Business software specialist HubSpot (HUBS -1.03%) wasn't looking very special mid-week. On Wednesday, the company came under fire as two analysts reduced their price targets on its stock. By the time the smoke cleared, HubSpot's share price was down by nearly 5%, a notably steeper fall than the S&P 500 index's 0.7% slide on the day.
The two prognosticators' cuts were roughly similar. Morgan Stanley's Keith Weiss now feels HubSpot stock is worth $378 per share, down from his previous estimation of $405. His peer J. Derrick Wood at Cowen reduced his level to $390 from the preceding $415.
Neither analyst is willing to throw in the towel on HubSpot, though, as both have maintained their buy recommendations on the company.

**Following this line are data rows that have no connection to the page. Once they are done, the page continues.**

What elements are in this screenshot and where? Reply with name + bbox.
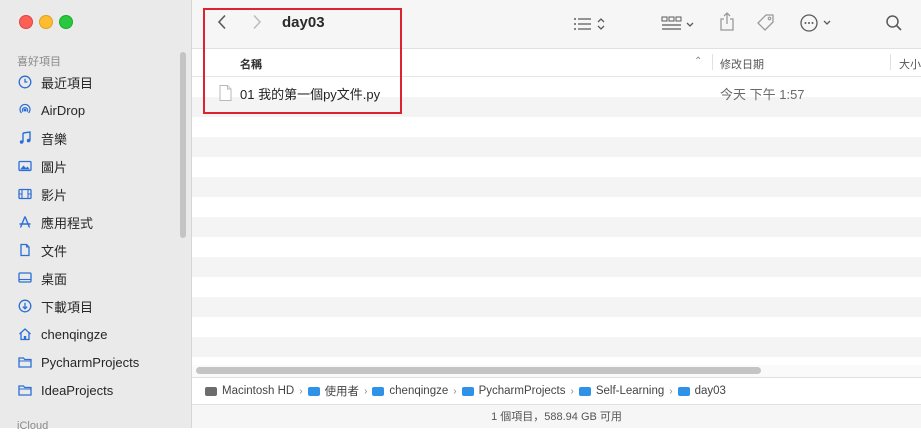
sidebar-item-label: 圖片 — [41, 159, 68, 175]
folder-icon — [307, 386, 320, 396]
file-list — [192, 77, 921, 365]
path-item-users[interactable]: 使用者 — [307, 383, 359, 399]
path-item-day03[interactable]: day03 — [677, 385, 726, 397]
sidebar: 喜好項目 最近項目 AirDrop 音樂 圖片 影片 應用程式 文件 桌面 下載… — [0, 0, 192, 432]
document-icon — [17, 242, 33, 258]
film-icon — [17, 186, 33, 202]
sidebar-item-label: 應用程式 — [41, 215, 94, 231]
path-item-self-learning[interactable]: Self-Learning — [578, 385, 664, 397]
folder-icon — [578, 386, 591, 396]
sidebar-item-label: 影片 — [41, 187, 68, 203]
sidebar-item-pycharmprojects[interactable]: PycharmProjects — [17, 351, 139, 373]
file-date: 今天 下午 1:57 — [720, 86, 805, 102]
path-item-macintosh-hd[interactable]: Macintosh HD — [205, 385, 294, 397]
chevron-right-icon: › — [453, 385, 457, 397]
sidebar-item-pictures[interactable]: 圖片 — [17, 155, 67, 177]
tag-icon — [757, 14, 774, 31]
sidebar-item-label: 下載項目 — [41, 299, 94, 315]
folder-icon — [461, 386, 474, 396]
sidebar-item-movies[interactable]: 影片 — [17, 183, 67, 205]
photo-icon — [17, 158, 33, 174]
path-item-pycharmprojects[interactable]: PycharmProjects — [461, 385, 566, 397]
chevron-right-icon: › — [570, 385, 574, 397]
sidebar-item-label: PycharmProjects — [41, 354, 140, 370]
sidebar-item-music[interactable]: 音樂 — [17, 127, 67, 149]
grid-group-icon — [661, 16, 694, 30]
home-folder-icon — [372, 386, 385, 396]
share-button[interactable] — [716, 10, 738, 34]
sidebar-item-label: IdeaProjects — [41, 382, 114, 398]
list-view-icon — [574, 18, 605, 30]
path-item-home[interactable]: chenqingze — [372, 385, 448, 397]
clock-icon — [17, 74, 33, 90]
close-window-button[interactable] — [19, 15, 33, 29]
horizontal-scrollbar[interactable] — [196, 367, 761, 374]
chevron-right-icon: › — [669, 385, 673, 397]
search-icon — [886, 15, 902, 31]
sidebar-item-label: 桌面 — [41, 271, 68, 287]
folder-icon — [677, 386, 690, 396]
column-divider[interactable] — [890, 54, 891, 70]
sidebar-item-documents[interactable]: 文件 — [17, 239, 67, 261]
column-date-header[interactable]: 修改日期 — [720, 56, 764, 72]
search-button[interactable] — [883, 12, 905, 34]
apps-icon — [17, 214, 33, 230]
group-button[interactable] — [660, 13, 700, 35]
column-size-header[interactable]: 大小 — [899, 56, 921, 72]
sidebar-item-label: 最近項目 — [41, 75, 94, 91]
icloud-section-title: iCloud — [17, 420, 49, 432]
sort-chevron-up-icon: ⌃ — [694, 56, 703, 67]
sidebar-item-airdrop[interactable]: AirDrop — [17, 99, 85, 121]
path-bar: Macintosh HD › 使用者 › chenqingze › Pychar… — [192, 377, 921, 404]
sidebar-item-ideaprojects[interactable]: IdeaProjects — [17, 379, 113, 401]
chevron-right-icon: › — [299, 385, 303, 397]
sidebar-scrollbar[interactable] — [180, 52, 186, 238]
chevron-right-icon: › — [364, 385, 368, 397]
sidebar-item-recents[interactable]: 最近項目 — [17, 71, 93, 93]
sidebar-item-home[interactable]: chenqingze — [17, 323, 108, 345]
view-options-button[interactable] — [572, 14, 612, 34]
sidebar-item-applications[interactable]: 應用程式 — [17, 211, 93, 233]
sidebar-item-label: 文件 — [41, 243, 68, 259]
sidebar-item-label: AirDrop — [41, 102, 86, 118]
share-icon — [720, 12, 734, 31]
highlight-annotation — [203, 8, 402, 114]
tag-button[interactable] — [754, 11, 778, 35]
folder-icon — [17, 354, 33, 370]
sidebar-item-label: 音樂 — [41, 131, 68, 147]
zoom-window-button[interactable] — [59, 15, 73, 29]
folder-icon — [17, 382, 33, 398]
music-icon — [17, 130, 33, 146]
sidebar-item-desktop[interactable]: 桌面 — [17, 267, 67, 289]
sidebar-item-label: chenqingze — [41, 326, 108, 342]
desktop-icon — [17, 270, 33, 286]
airdrop-icon — [17, 102, 33, 118]
minimize-window-button[interactable] — [39, 15, 53, 29]
home-icon — [17, 326, 33, 342]
column-divider[interactable] — [712, 54, 713, 70]
status-bar: 1 個項目，588.94 GB 可用 — [192, 404, 921, 428]
hard-drive-icon — [205, 386, 217, 396]
sidebar-item-downloads[interactable]: 下載項目 — [17, 295, 93, 317]
more-actions-button[interactable] — [798, 12, 836, 34]
ellipsis-circle-icon — [800, 14, 831, 32]
favorites-section-title: 喜好項目 — [17, 56, 61, 68]
download-icon — [17, 298, 33, 314]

This is due in part to the fact that major headwinds facing HubSpot are not of its making. In his latest analysis, Wood feels that the company will report a third quarter broadly in line with expectations. However, his research indicates that marketing budgets throughout HubSpot's customer base might have a deleterious effect on near-term fundamentals.
Also on Wednesday, HubSpot announced the date for the release of Q3 results. These will be divulged after market hours on Wednesday, Nov. 2.
Analysts like Weiss and Wood continue to believe that the specialty tech company will post top- and bottom-line growth. Collectively, they are modeling just over $425 billion for the period on the top line, which would mean a 25% year-over-year improvement. Meanwhile, per-share net profit is expected to rise incrementally, by 2% to $0.51.